Strona główna • Puchar Świata

Wypowiedzi Kamila Stocha i Stefana Huli po sobotnim konkursie

Połowę składu polskiej reprezentacji w sobotnim konkursie drużynowym stanowili członkowie KS Eve-nement Zakopane. W nieoficjalnych wynikach indywidualnych - Kamil Stoch zająłby 20. miejsce, minimalnie przed Stefanem Hulą. Jak najbardziej doświadczeni polscy kadrowicze oceniają swój występ?


Kamil Stoch (nieoficjalnie 20. miejsce):

Czy udało się coś poprawić w stosunku do piątkowych serii? - Nie bardzo. Cały czas czegoś brakuje. Te skoki nie były dzisiaj dobre, ale pracuję, pracuję i jeszcze raz pracuję.

Czy ciągłe poszukiwanie dobrych skoków nie jest trochę deprymujące przy takiej intensywności startów? - Trochę jest... Jest za to bardzo dużo kibiców i za to im dziękujemy. Przyjemnie jest startować w takim konkursie, gdzie czuć wsparcie tylu osób z polskimi flagami. Jest to naprawdę bardzo miłe, także dzięki.

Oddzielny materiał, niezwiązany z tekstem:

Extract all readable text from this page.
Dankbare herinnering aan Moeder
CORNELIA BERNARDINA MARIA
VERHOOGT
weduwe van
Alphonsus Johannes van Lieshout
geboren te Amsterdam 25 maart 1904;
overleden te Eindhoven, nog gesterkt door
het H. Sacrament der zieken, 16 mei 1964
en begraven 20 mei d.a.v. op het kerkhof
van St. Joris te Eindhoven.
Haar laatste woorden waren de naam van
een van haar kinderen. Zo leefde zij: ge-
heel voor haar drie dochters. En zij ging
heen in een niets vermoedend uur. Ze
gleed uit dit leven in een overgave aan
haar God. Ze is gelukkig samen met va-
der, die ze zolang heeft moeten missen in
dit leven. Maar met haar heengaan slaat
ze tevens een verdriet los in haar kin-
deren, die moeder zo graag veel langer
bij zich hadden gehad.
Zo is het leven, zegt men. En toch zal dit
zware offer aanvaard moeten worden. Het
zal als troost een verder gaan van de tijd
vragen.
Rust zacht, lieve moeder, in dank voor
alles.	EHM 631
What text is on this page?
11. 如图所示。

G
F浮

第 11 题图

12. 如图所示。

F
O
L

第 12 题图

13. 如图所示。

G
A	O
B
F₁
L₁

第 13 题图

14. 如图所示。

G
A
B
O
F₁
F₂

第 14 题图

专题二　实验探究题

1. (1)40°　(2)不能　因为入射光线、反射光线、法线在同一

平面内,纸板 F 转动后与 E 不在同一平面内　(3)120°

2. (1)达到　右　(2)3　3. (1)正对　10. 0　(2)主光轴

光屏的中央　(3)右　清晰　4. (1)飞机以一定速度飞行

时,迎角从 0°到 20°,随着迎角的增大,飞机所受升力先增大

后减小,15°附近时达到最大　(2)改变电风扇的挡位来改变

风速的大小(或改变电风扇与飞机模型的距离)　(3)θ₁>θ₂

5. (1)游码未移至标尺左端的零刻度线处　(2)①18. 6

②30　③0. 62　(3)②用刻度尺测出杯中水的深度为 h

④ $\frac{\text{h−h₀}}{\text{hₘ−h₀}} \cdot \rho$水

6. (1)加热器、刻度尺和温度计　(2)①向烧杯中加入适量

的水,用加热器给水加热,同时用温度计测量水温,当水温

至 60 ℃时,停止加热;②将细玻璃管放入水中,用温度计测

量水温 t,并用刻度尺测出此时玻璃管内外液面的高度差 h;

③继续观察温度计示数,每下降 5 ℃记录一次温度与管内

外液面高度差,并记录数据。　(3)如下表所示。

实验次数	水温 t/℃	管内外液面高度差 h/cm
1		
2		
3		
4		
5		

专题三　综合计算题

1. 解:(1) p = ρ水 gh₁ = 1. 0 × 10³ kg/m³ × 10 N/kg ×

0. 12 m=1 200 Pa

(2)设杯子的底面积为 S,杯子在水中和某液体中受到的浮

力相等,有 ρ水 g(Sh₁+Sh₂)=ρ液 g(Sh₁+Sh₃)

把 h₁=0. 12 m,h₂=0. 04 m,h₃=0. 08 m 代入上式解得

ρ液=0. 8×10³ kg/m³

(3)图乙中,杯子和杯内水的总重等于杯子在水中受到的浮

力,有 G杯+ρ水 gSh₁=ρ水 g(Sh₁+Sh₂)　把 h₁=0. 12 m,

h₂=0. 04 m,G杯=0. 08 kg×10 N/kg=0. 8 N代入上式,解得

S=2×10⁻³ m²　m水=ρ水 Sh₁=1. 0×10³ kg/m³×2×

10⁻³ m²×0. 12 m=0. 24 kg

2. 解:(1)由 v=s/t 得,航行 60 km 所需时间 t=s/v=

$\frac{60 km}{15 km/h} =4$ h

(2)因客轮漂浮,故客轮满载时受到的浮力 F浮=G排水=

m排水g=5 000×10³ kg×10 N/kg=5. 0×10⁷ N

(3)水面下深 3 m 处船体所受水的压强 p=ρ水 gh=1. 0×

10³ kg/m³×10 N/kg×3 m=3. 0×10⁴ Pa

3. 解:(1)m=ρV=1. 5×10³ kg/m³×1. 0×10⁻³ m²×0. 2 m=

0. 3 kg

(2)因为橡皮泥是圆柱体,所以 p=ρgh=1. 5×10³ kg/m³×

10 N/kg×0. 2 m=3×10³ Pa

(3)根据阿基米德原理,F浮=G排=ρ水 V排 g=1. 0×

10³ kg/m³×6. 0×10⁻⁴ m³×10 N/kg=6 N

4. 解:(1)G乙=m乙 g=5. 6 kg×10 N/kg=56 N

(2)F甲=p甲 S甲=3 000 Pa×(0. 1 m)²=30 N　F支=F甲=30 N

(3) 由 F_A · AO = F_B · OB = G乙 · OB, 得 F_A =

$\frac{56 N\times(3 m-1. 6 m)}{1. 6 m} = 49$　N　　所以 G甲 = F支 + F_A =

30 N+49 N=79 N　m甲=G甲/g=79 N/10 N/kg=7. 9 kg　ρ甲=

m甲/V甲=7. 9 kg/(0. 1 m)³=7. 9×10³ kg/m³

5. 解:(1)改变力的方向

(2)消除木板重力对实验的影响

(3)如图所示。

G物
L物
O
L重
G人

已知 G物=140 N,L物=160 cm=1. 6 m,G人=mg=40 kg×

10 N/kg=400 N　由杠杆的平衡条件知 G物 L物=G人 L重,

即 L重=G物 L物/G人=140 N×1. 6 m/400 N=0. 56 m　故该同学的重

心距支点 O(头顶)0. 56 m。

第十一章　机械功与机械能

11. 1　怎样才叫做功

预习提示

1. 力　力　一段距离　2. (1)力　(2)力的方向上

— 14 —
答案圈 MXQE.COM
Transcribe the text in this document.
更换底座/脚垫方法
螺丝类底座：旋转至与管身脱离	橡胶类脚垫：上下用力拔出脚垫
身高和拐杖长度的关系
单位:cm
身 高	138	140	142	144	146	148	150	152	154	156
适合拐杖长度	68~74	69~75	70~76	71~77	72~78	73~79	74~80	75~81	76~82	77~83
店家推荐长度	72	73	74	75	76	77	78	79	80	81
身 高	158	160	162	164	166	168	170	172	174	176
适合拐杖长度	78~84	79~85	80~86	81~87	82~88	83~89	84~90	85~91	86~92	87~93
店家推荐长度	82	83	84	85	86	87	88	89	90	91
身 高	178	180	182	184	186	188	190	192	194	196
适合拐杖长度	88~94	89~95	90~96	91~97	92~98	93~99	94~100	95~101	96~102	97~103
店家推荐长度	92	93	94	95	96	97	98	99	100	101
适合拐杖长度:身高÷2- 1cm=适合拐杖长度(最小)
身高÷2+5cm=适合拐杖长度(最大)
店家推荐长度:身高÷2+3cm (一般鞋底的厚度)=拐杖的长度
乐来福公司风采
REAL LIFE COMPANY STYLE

Czy oddawanie skoków w tak dużej mgle jest utrudnieniem? - Nie, w ogóle. Dziwiłem się do tej pory, że przez tyle lat nie było tutaj mgły. Dzisiaj ta pogoda mnie zaskoczyła ppprzez pojawienie się mgły, ale wracając do tematu - nie utrudniało to w żadnym stopniu skakania.

Na jakich elementach dwukrotny mistrz olimpijski będzie skupiał się w niedzielę? - Na dobrych skokach.

Stefan Hula (nieoficjalnie 21. miejsce):

Jak 29-latek ocenia swój sobotni start? - Pierwsze skok bardzo fajny, bo pomimo ciężkich warunków udało się dość dobrze skoczyć. W drugiej próbie za bardzo postawiłem na jedną kartę i wszystko wyszło za wcześnie. Szkoda drugiego skoku, bo próg w ogóle nie oddał. Chciałem zaryzykować i to się nie opłaciło.

W piątek śnieżyca, w sobotę mgła, a na niedzielę zapowiadane są opady deszczu. Które warunki najbardziej utrudniają skoki? - Dzisiaj faktycznie mgła była dość mocna, bo nic nie było widać. Po wyjściu z progu także ciężko było cokolwiek zobaczyć. Dało się skakać, a więc okej. Wczorajszy śnieg utrudniał sytuację na rozbiegu, a jutro zobaczymy jak będzie na ulewie.

Wsparcie wielu polskich kibiców jest dodatkową motywacją? - Nasi kibice jak zawsze licznie tutaj przybyli. To jest super, więc pozostaje tylko im podziękować. Wspierają nas i będziemy skakać dla nich jak najlepiej.

W sobotnim konkursie podopieczny Macieja Maciusiaka ponownie skakał w ostatniej grupie. Jak członek kadry B oceni występ całej reprezentacji? - Wiadomo, że zawsze można lepiej. Dzisiaj było nas stać na szóste miejsce. Widziałem, że w drugiej serii Andrzej i Dawid skoczyli bardzo fajnie. Kamila niestety nie widziałem, ale na spokojnie niech robi swoje. W moim przypadku szkoda drugiego skoku, bo mogło być trochę lepiej.

Korespondencja z Oslo, Dominik Formela i Tadeusz Mieczyński.